"I am a happy customer of SEADM products. In our laboratory at the University of Helsinki we use daily the electrometers, and Half-mini and P5 DMAs manufactured by SEADM. We use the Half-mini DMA together in research topics where ion classification with high resolution in the size range of 1-10 nm is essential, such as nanoparticle synthesis and particle counter characterizations, and more recently in atmospheric measurements too, thanks to recent improvements in the DMA.
Our DMA P5 is the front end of a commercial mass spectrometer. SEADM tailored the interface between the DMA and mass spec specifically for us, which to my great pleasure was implemented without any problems. We use the DMA P5 in electrospray and cluster dynamics research.
"The Half Mini DMA is a robust and user friendly instrument that has also a good configuration flexibility allowing to personalize the measurements strategy. The possibility of classifying even small ions offered by the instrument is greatly beneficial to unveil the mechanisms of particle nucleation even in challenging environments such as sooting flames."
"In the first tests with the new and improved SESI measuring device, we were able to measure certain metabolic molecules in exhaled breath which scientists had not been able to detect in breath before."
"As the oldest, most well-understood, and robust continuous ion mobility filter for low-field experiments, DMA instruments for coupling with mass spectrometers have many advantages and have been commercialized by SEADM (Boecillo, Spain). Although most DMA instruments have been coupled to quadrupole and quadrupole-TOF mass spectro-meters, they have also been extended to FTICR mass spectrometers and we expect other variations to surface in the near future as their low-field and structural selectivity makes for a good fit with more detailed post-mobility-selection analyses and their recent availability by SEADM makes for ease of coupling to mass spectrometry."
"I own a hybrid DMA-MS that was tailored to allow multiple sampling options including liquids, vapors and aerosols. The system was constructed on a single frame that allows me full freedom around the lab and chances for field campaigns. The whole system is as robust as it can be, providing real-time outstanding 3D plots (m/z-mobility-intensity) in a regular manner that has open new frontiers to food or environmental analysis. SEADM did construct the system around my available mass spectrometer without any constraint. Their team of engineers are really problem-solving focused and are easily accessible at a phone call."
"I have followed the development of Yale's high resolution DMAs since year 2004, when I participated in the development of the large so called Attoui DMA designed for a wide size range.
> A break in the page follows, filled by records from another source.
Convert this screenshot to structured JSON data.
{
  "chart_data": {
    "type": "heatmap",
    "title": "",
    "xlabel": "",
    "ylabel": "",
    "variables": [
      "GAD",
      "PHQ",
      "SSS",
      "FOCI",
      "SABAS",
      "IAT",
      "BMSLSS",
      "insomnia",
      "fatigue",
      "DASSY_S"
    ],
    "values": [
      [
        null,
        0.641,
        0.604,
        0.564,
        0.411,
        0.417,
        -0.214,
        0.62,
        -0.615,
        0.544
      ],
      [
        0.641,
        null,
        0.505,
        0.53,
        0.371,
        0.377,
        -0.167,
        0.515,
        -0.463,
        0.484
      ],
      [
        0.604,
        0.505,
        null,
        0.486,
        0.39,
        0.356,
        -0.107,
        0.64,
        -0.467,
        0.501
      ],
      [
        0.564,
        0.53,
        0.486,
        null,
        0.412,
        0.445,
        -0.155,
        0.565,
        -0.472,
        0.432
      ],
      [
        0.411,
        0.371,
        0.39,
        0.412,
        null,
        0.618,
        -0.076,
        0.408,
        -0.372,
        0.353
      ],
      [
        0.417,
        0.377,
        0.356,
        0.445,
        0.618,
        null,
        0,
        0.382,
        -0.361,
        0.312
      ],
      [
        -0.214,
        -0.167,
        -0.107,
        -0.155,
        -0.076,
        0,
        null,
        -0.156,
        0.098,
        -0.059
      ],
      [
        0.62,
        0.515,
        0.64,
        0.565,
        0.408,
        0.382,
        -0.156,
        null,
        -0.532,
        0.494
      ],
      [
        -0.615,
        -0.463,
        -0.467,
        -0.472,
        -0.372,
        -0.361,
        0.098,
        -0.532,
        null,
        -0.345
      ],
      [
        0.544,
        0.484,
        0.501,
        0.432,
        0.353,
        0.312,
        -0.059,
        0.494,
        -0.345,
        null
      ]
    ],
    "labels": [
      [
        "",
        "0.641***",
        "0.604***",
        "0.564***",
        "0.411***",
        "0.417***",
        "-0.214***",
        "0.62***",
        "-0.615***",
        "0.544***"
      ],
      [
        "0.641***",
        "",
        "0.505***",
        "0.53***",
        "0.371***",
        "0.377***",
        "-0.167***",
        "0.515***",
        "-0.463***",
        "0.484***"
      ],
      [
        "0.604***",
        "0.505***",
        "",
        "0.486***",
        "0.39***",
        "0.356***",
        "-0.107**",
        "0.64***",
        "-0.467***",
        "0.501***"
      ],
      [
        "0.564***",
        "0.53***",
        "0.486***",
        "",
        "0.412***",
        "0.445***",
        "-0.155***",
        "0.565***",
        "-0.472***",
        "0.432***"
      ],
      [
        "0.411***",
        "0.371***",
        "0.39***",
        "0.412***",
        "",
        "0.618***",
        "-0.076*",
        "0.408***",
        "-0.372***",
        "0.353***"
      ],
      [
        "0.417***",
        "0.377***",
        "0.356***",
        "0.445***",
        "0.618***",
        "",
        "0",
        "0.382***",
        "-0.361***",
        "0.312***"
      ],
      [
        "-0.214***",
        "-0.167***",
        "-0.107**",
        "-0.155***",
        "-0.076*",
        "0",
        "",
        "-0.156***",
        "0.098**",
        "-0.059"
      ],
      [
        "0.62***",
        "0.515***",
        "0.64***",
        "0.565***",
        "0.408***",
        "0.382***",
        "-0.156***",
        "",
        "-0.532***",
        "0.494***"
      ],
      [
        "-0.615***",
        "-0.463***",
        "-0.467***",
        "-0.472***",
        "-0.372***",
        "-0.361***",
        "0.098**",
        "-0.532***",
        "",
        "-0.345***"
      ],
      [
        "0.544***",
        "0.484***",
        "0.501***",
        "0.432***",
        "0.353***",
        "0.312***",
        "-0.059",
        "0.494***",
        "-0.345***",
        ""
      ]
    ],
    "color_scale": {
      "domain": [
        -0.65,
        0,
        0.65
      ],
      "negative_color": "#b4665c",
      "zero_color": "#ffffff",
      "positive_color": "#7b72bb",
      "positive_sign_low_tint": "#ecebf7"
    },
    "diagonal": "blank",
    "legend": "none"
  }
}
I have used extensively a number of versions of both the relatively large Herrmann DMA and the far more manageable Half Mini DMA. My laboratory owns prototypes of these three models, which we use all the time.
I have collaborated with many colleagues in Europe, Asia and the US in projects relating to these DMAs, often used to study clusters, or to generate size standards in order to characterize other instruments.
The Half Mini DMA is a splendid device for the laboratory as classifier and sizer and for atmospheric monitoring of sub 10 nm particles and atmospheric ions.
It is difficult to imagine developing any aerosol instrument operating in the 1-10 nm range without the help of such a DMA. This is particularly true in the case of nano-CPCs, on which I have worked extensively. My various studies characterizing the transfer function and transmission measurements of more conventional DMAs would also have not been possible without these high resolution DMAs."
"We used a DMA P5 to size select atomic ions for further investigation of the nucleation / condensation process in an expansion type condensation particle counter. This project required the high resolution and high transmission of this instrument to get sufficient and monodisperse ions into the expansion chamber for recording the growth of the activated ions using light scattering measurements.
All ions measured had sizes in the sub nanometer range and thus other commercially available ion mobility spectrometers that operate at atmospheric pressure would not have met our needs in terms of resolution or transmission. This enabled experiments at a new level of accuracy and precision. SEADM was very helpful with making this project possible."